Turning to the second term:

\[ \gamma_T^{-1}\left(\sum_t x_t\epsilon_t\right) = \begin{bmatrix}T^{-1/2} & \\ & T^{-3/2}\end{bmatrix} \begin{bmatrix}\sum\epsilon_t \\ \sum t\epsilon_t\end{bmatrix} = \begin{bmatrix}T^{-1/2}\sum\epsilon_t \\ T^{-1/2}\sum\frac{t}{T}\epsilon_t\end{bmatrix} \]

\(T^{-1/2}\sum\epsilon_t\to N(0,\sigma^2)\) by standard CLT. Observe that \(\zeta_t = \frac{t}{T}\epsilon_t\) is not serially correlated,

\[ \mathbb E(\zeta_t\zeta_{t-j})=\frac{t(t-j)}{T^2}\mathbb{E}(\epsilon_t\epsilon_{t-j})=0 \]

with stabilized variance

\[ \text{var}(T^{-1/2}\sum\zeta_t)=\frac{1}{T}\sum\text{var}\left(\frac{t}{T}\epsilon_t\right) = \frac{\sigma^2}{T^3}\sum t^2 \to \frac{\sigma^2}{3} \]

Therefore, \(T^{-1/2}\sum\frac{t}{T}\epsilon_t\to N(0,\frac{\sigma^2}{3})\). We also need to consider the covariance,

\[ \text{cov}(T^{-1/2}\sum\epsilon_t, T^{-1/2}\sum \frac{t}{T}\epsilon_t) = \frac{1}{T}\mathbb{E}\left(\sum\epsilon_t\sum\frac{t}{T}\epsilon_t\right) = \frac{\sigma^2}{T^2}\sum t \to \frac{\sigma^2}{2} \]

Therefore, we have

\[ \begin{bmatrix}T^{-1/2}\sum\epsilon_t \\ T^{-1/2}\sum\frac{t}{T}\epsilon_t\end{bmatrix} \to \begin{bmatrix} \sigma^2 & \frac{\sigma^2}{2} \\ \frac{\sigma^2}{2} & \frac{\sigma^2}{3} \end{bmatrix} = \sigma^2 Q \]

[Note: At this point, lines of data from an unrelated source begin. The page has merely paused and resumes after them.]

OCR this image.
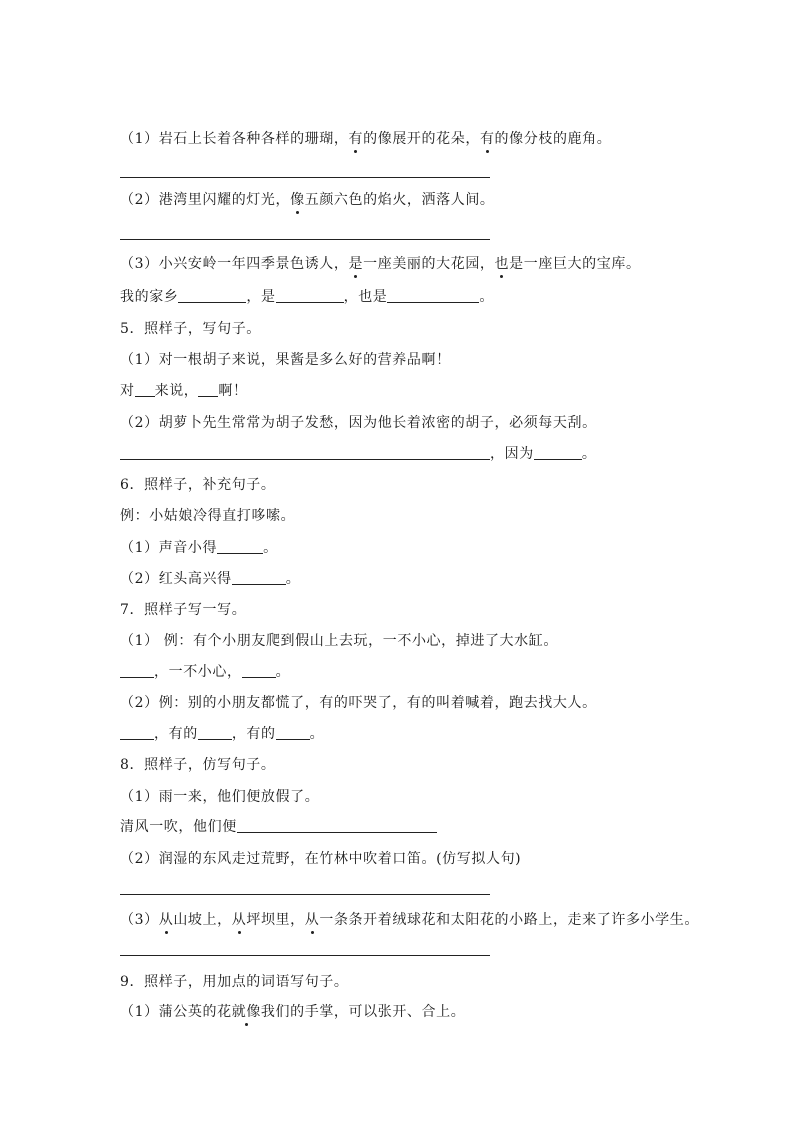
（1）岩石上长着各种各样的珊瑚，有的像展开的花朵，有的像分枝的鹿角。
（2）港湾里闪耀的灯光，像五颜六色的焰火，洒落人间。
（3）小兴安岭一年四季景色诱人，是一座美丽的大花园，也是一座巨大的宝库。
我的家乡	，是	，也是	。
5．照样子，写句子。
（1）对一根胡子来说，果酱是多么好的营养品啊！
对 来说， 啊！
（2）胡萝卜先生常常为胡子发愁，因为他长着浓密的胡子，必须每天刮。
，因为	。
6．照样子，补充句子。
例：小姑娘冷得直打哆嗦。
（1）声音小得	。
（2）红头高兴得	。
7．照样子写一写。
（1） 例：有个小朋友爬到假山上去玩，一不小心，掉进了大水缸。
，一不小心， 。
（2）例：别的小朋友都慌了，有的吓哭了，有的叫着喊着，跑去找大人。
，有的 ，有的 。
8．照样子，仿写句子。
（1）雨一来，他们便放假了。
清风一吹，他们便
（2）润湿的东风走过荒野，在竹林中吹着口笛。(仿写拟人句)
（3）从山坡上，从坪坝里，从一条条开着绒球花和太阳花的小路上，走来了许多小学生。
9．照样子，用加点的词语写句子。
（1）蒲公英的花就像我们的手掌，可以张开、合上。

Finally, putting everything together,

\[ \gamma_T(\hat\beta-\beta)\to N(0, \sigma^2 Q^{-1}). \]

This means the usual OLS \(t\)-test and \(F\)-test are asymptotically valid, despite at different convergence rates. After all, trend-stationary process is stationary after de-trending. But unit root process is a totally different species.

Key Point Summary
  1. Trend-stationary process vs stochastic-trend process;
  2. Applying different convergence rates to OLS estimator;
  3. Usual \(t\)-test and \(F\)-test are still valid.